Conservative Harold Elletson, Blackpool North, said Lady Thatcher's comments should be treated 'with the contempt they deserve', but Peter Fry, Tory MP for Wellingborough, clearly agreed with them. The UN had to say 'enough was enough' and act or get out. The British people were 'a little ashamed', he said. Mr Rifkind dismissed this as 'the counsel of despair'.
Less emotion but rather more time was expended by the minority of MPs who stayed on to debate the Criminal Justice Bill, which was later given an unopposed Second Reading.
Already passed by the Lords, the Bill tackles insider dealing and money laundering. Kenneth Clarke, the Home Secretary, said: 'Financial crime and fraud is as criminal and as big a menace to society as theft, robbery and burglary. It needs to be dealt with as effectively and as severely as other crime.'
The Bill also aims to choke off the supply of cash to terrorists and make it easier to hit the 'ill-gotten' wealth of drug traffickers.
The first day back after the Easter recess opened with a rare speaking appeareance by David Lightbown, a Government whip, moving the writ for the Newbury by-election. The contest, to fill the vacancy left by the death of Conservative Judith Chaplin, will be on 6 May, the same day as the local government elections.
Meanwhile in the Lords, Baroness Cumberlege, a junior health minister, promised that the committee which advises the Government on food labelling would consider the possibility of a warning against swallowing chewing gum or eating the wax on cheeses such as Edam.
Lady Cumberledge told peers the Scientific Committee on Toxicity was considering the latest data on the effects on health of the use of mineral hydrocarbons in food. No adverse effects had been reported but she was aware that long-term exposure in the diet might cause difficulties.

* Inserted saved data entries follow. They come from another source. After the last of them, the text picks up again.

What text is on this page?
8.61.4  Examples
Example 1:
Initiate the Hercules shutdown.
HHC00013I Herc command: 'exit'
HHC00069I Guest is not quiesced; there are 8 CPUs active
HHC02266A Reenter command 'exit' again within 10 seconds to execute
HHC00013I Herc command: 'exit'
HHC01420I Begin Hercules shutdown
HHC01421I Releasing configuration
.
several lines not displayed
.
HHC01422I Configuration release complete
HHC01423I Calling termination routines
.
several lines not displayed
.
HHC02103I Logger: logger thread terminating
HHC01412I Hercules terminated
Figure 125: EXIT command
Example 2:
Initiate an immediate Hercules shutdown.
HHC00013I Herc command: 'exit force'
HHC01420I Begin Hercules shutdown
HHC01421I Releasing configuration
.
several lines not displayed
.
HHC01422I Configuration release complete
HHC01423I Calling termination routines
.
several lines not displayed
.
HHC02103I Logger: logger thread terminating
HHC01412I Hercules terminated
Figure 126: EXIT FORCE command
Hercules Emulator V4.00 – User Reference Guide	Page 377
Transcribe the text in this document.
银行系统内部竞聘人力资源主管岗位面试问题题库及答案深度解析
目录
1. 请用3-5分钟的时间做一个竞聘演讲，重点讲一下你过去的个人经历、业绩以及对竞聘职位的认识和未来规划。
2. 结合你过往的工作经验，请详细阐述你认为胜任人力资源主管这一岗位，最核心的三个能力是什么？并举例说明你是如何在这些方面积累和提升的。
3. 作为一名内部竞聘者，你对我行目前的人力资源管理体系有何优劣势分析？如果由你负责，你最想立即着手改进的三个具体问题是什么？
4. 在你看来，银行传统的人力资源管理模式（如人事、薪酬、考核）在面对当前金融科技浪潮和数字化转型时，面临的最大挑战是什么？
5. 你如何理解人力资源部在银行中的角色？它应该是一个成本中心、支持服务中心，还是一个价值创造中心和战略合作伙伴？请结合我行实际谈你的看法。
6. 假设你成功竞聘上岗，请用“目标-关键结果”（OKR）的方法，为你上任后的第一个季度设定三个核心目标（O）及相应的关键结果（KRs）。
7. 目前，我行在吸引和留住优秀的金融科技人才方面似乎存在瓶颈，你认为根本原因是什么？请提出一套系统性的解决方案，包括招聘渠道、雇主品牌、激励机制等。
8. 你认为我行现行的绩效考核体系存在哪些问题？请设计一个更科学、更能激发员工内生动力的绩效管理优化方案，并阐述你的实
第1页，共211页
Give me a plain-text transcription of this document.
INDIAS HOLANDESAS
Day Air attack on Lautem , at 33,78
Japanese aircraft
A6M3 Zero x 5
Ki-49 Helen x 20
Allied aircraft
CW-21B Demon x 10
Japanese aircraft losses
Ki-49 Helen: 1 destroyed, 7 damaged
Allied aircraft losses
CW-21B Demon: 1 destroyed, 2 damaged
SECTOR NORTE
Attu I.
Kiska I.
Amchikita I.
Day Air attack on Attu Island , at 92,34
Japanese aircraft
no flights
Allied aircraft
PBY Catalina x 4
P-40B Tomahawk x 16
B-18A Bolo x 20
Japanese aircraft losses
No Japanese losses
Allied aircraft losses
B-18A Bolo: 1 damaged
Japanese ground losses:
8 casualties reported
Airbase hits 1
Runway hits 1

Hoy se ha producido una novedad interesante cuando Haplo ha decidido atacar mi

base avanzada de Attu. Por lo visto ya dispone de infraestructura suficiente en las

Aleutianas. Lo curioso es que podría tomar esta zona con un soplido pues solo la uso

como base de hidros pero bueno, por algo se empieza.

She agreed to put to the committee a suggestion by Viscount Falkland, a Liberal Democrat, for a warning on foods such as cheeses with a waxy outside which, along with chewing gum, contained a high proportion of mineral hydrocarbons.
'Although most of us who chew gum can think of something more sensible to do with it rather than swallow it, there are some people nevertheless who may nibble at the outside of cheeses,' Lord Falkland said.